The gut microbiome (GM) is a plastic entity, capable of adapting in response to intrinsic and extrinsic factors. However, several circumstances can disrupt this homeostatic balance, forcing the GM to shift from a health-associated mutualistic configuration to a disease-associated profile. Nowadays, a new frontier of microbiome research is understanding the GM role in chemo-immunotherapies and clinical outcomes. Here, the role of the genotoxin‐producing pathogen Salmonella in colorectal carcinogenesis was characterized by in-vitro models. A synergistic effect of Salmonella and the CRC-associated mutation (APC gene) promoted a tumorigenic microenvironment by increasing cellular genomic instability.
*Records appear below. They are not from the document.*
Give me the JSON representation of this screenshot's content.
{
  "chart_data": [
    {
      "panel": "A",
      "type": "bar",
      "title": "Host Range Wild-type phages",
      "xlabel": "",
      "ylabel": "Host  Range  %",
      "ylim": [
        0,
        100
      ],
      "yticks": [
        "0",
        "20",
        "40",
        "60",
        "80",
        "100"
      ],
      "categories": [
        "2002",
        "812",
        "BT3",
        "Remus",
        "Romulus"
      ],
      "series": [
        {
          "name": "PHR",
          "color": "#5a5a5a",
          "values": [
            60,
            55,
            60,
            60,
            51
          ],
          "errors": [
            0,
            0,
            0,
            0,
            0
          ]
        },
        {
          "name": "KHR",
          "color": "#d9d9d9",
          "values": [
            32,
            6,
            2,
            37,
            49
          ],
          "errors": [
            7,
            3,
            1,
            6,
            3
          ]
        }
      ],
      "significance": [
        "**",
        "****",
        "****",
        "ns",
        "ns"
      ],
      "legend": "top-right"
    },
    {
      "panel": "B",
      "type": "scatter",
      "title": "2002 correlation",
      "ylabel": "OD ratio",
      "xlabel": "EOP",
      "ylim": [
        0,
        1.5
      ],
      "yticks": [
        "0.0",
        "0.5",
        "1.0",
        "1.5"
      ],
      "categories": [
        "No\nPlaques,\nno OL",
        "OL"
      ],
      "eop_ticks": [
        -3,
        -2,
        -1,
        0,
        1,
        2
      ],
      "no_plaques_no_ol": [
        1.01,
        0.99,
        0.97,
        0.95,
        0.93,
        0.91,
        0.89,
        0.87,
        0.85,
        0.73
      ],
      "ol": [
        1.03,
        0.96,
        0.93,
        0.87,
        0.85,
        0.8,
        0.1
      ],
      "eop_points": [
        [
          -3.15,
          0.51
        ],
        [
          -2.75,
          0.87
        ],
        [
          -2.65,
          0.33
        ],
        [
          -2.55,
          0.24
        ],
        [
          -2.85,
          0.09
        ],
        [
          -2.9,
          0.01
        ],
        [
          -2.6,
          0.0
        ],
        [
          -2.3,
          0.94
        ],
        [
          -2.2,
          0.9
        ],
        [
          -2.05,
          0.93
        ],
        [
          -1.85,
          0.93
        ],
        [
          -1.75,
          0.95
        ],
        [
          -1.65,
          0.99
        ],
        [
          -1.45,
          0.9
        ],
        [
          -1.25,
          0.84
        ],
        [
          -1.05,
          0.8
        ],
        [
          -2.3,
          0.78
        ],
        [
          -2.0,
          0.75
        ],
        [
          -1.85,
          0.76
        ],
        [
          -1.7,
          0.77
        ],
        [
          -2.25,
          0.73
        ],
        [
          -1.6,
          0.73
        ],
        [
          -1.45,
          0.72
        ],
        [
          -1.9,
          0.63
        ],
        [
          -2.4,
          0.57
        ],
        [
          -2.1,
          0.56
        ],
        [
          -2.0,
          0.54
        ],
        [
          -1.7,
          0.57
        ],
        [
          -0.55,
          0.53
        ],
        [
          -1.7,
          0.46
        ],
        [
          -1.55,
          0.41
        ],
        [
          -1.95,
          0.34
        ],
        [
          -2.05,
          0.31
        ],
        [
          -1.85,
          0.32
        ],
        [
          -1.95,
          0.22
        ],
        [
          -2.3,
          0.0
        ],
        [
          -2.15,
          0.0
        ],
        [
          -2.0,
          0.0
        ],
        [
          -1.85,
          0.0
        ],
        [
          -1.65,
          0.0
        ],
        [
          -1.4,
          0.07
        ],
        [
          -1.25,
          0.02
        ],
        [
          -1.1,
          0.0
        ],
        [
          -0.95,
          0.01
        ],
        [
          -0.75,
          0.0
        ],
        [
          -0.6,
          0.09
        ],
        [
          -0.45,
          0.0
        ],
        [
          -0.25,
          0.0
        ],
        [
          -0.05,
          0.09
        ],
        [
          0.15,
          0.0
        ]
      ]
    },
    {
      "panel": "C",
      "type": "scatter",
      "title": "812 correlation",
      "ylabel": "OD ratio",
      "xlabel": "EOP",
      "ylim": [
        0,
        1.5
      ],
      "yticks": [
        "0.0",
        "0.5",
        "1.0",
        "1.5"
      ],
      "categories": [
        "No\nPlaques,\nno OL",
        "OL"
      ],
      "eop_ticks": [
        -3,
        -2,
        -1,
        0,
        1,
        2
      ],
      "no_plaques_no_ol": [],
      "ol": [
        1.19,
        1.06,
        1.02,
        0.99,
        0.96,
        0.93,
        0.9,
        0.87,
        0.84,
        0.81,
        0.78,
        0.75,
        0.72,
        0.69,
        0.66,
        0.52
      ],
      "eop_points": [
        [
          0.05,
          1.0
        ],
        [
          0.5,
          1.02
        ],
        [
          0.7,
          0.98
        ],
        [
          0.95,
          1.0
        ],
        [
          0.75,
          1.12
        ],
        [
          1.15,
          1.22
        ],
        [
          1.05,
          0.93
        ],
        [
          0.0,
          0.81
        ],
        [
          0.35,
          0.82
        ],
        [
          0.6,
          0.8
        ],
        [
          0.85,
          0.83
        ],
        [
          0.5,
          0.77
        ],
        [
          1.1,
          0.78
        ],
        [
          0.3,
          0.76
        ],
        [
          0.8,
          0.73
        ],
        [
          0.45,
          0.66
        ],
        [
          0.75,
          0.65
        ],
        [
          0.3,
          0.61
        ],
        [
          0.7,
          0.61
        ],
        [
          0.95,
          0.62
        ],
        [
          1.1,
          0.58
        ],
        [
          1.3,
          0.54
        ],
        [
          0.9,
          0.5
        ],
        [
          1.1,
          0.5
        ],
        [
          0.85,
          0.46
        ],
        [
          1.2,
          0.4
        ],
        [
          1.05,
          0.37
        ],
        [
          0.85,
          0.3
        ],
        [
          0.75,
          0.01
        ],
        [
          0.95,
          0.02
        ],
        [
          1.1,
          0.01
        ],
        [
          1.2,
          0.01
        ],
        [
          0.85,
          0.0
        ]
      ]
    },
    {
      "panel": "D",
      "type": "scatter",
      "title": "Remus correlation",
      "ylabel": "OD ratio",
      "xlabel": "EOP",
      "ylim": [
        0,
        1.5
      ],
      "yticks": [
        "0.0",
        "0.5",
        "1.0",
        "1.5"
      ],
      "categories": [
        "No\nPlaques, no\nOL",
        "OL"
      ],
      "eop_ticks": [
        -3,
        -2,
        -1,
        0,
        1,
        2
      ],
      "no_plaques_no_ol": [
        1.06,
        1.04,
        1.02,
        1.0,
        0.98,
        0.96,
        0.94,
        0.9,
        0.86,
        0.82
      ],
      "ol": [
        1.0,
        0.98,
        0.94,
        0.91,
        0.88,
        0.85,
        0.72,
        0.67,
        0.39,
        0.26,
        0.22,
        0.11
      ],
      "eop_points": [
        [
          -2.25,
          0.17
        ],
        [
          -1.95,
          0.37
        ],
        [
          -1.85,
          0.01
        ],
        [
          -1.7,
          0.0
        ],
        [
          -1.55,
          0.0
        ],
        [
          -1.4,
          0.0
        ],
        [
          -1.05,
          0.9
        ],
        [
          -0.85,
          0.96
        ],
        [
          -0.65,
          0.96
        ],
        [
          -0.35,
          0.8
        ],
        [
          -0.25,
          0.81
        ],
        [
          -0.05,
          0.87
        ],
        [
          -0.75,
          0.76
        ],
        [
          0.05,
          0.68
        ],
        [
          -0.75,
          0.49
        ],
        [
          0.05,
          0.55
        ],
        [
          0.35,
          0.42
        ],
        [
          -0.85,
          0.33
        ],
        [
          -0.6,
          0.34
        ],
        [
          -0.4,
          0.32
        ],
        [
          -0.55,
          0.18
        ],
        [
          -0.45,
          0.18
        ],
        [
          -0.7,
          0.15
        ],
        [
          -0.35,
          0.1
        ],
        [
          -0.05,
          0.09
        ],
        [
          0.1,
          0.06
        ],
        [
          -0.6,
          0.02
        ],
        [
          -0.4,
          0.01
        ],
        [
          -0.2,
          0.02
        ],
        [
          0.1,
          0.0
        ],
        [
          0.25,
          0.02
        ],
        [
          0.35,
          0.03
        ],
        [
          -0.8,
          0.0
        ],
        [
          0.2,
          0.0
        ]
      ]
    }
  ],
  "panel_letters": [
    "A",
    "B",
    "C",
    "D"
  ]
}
Subsequently, the GM involvement in anti-cancer therapies was investigated via next-generation sequencing in different patient cohorts. The GM trajectory during treatments was characterized for women with epithelial ovarian cancer and pediatric patients undergoing hematopoietic stem cell transplantation (HSCT). The results highlighted the loss of GM homeostasis, with diversity reduction, decrease in health-associated microorganisms and pathobiont bloom. Interestingly, a distinctive GM profile was identified in ovarian cancer patients with a poor response to chemotherapy compared to patients in remission. Moreover, maintenance of GM homeostasis through enteral feeding in pediatric HSCT patients highlighted a better prognosis, with reduced risk of clinical complications. In this context, the gut resistome – the pattern of GM antibiotic-resistance genes (ARGs) – was evaluated longitudinally in HSCT patients. The results showed new acquisitions and consolidation of ARGs already present in patients developing clinical complications. Antibiotic exposure was also evaluated in infants under low-dose antibiotic prophylaxis for vesico-ureteral reflux showing an impairment of the GM configuration with possible long-term health implications. Dramatic GM dysbiosis was finally observed in critically ill patients with COVID-19 (undergoing multiple drug therapies) and correlated with increased risk of bloodstream infection. All these findings pointed out the importance of maintaining GM homeostasis during chemotherapy treatments for improving patients’ clinical outcomes.